- Abbreviation: LAPEH
- Leader: Jude Célestin
- Founded: 2011
- Split from: INITE
- Headquarters: Port-au-Prince
- Political position: Centre-left
- Colours: Green, yellow
- Chamber of Deputies: 0 / 119
- Senate: 0 / 30

= Alternative League for Haitian Progress and Emancipation =

Alternative League for Haitian Progress and Emancipation (Ligue Alternative pour le Progrès et L'Émancipation Haïtienne, LAPEH) is a Haitian political party. The party is led by Jude Célestin, and held three seats in the Chamber of Deputies after the 2015 election, while holding no seats in the Senate, although both houses of Haitian parliament have been vacant since January 10, 2023. The party abbreviation, LAPEH, is pronounced like the Haitian Creole word "lapé", meaning "peace", from French "la paix".

LAPEH was founded as an offshoot of the INITE party in 2011, after Célestin, who had been selected by René Préval to run as the INITE party candidate in the 2010 presidential elections, was forced to withdraw due to allegations of electoral fraud by the United States and OAS. At the time the allegations were made, Célestin had come in second place in the first round of elections, behind Mirlande Manigat and before Michel Martelly. After Célestin was forced to withdraw, Martelly qualified for the runoff election against Manigat instead, and eventually won the presidency. In a paper for the Center for Economic and Policy Research, economist David Rosnick claimed that the allegations against Célestin did not have a statistically valid basis and that the forced withdrawal amounted to election engineering.
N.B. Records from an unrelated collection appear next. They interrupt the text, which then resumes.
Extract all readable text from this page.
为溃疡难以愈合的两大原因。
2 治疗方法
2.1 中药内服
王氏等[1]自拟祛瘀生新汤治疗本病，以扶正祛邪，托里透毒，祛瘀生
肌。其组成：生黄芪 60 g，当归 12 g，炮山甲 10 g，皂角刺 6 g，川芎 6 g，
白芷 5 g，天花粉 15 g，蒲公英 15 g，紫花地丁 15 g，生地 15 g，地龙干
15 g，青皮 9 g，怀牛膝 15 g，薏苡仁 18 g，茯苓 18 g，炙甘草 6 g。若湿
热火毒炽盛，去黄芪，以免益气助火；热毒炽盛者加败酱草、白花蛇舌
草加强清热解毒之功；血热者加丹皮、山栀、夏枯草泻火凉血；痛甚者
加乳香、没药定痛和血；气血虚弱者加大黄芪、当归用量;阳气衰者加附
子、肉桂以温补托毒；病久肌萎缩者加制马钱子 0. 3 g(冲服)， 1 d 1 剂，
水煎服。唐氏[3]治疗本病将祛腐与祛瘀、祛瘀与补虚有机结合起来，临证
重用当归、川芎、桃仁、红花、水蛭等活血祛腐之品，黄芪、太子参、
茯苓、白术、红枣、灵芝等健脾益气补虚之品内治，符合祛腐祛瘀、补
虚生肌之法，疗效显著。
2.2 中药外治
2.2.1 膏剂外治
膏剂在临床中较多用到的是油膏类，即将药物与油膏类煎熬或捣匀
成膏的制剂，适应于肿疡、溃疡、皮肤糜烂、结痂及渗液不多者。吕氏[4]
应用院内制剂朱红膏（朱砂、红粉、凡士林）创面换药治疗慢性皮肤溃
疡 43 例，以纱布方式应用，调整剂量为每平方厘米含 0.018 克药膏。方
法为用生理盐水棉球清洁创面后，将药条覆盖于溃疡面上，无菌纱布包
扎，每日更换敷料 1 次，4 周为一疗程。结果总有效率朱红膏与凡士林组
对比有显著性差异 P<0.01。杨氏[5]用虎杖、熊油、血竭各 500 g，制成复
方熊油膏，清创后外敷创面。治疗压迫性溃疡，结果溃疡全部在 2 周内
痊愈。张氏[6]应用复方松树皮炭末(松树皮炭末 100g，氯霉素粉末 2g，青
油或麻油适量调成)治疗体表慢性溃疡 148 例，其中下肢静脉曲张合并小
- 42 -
== 2015–16 Presidential Election ==
In the 2015 presidential election, Célestin was again the LAPEH candidate, and in the first round came second with 25% of the vote, behind PHTK candidate Jovenel Moïse's 33%, qualifying for a runoff. The election immediately was the target of widespread allegations of fraud and corruption by various opposition party leaders and candidates, including Célestin, who refused to participate in the 2016 runoff election. Célestin alleged that president Michel Martelly was influencing the Conseil Électoral Provisoire (CEP), Haiti's election authority, in favor of his chosen candidate, Jovenel Moïse. New elections were held in 2016, which Moïse won in the first round with 55.6% of the vote, while Célestin came second with 19.5%.

== Ideology ==
LAPEH is one of Haiti's most influential parties of the center-left, connected with the INITE party of Préval, which itself is an offshoot of the more moderate wing of the Lavalas movement of former president Jean-Bertrand Aristide.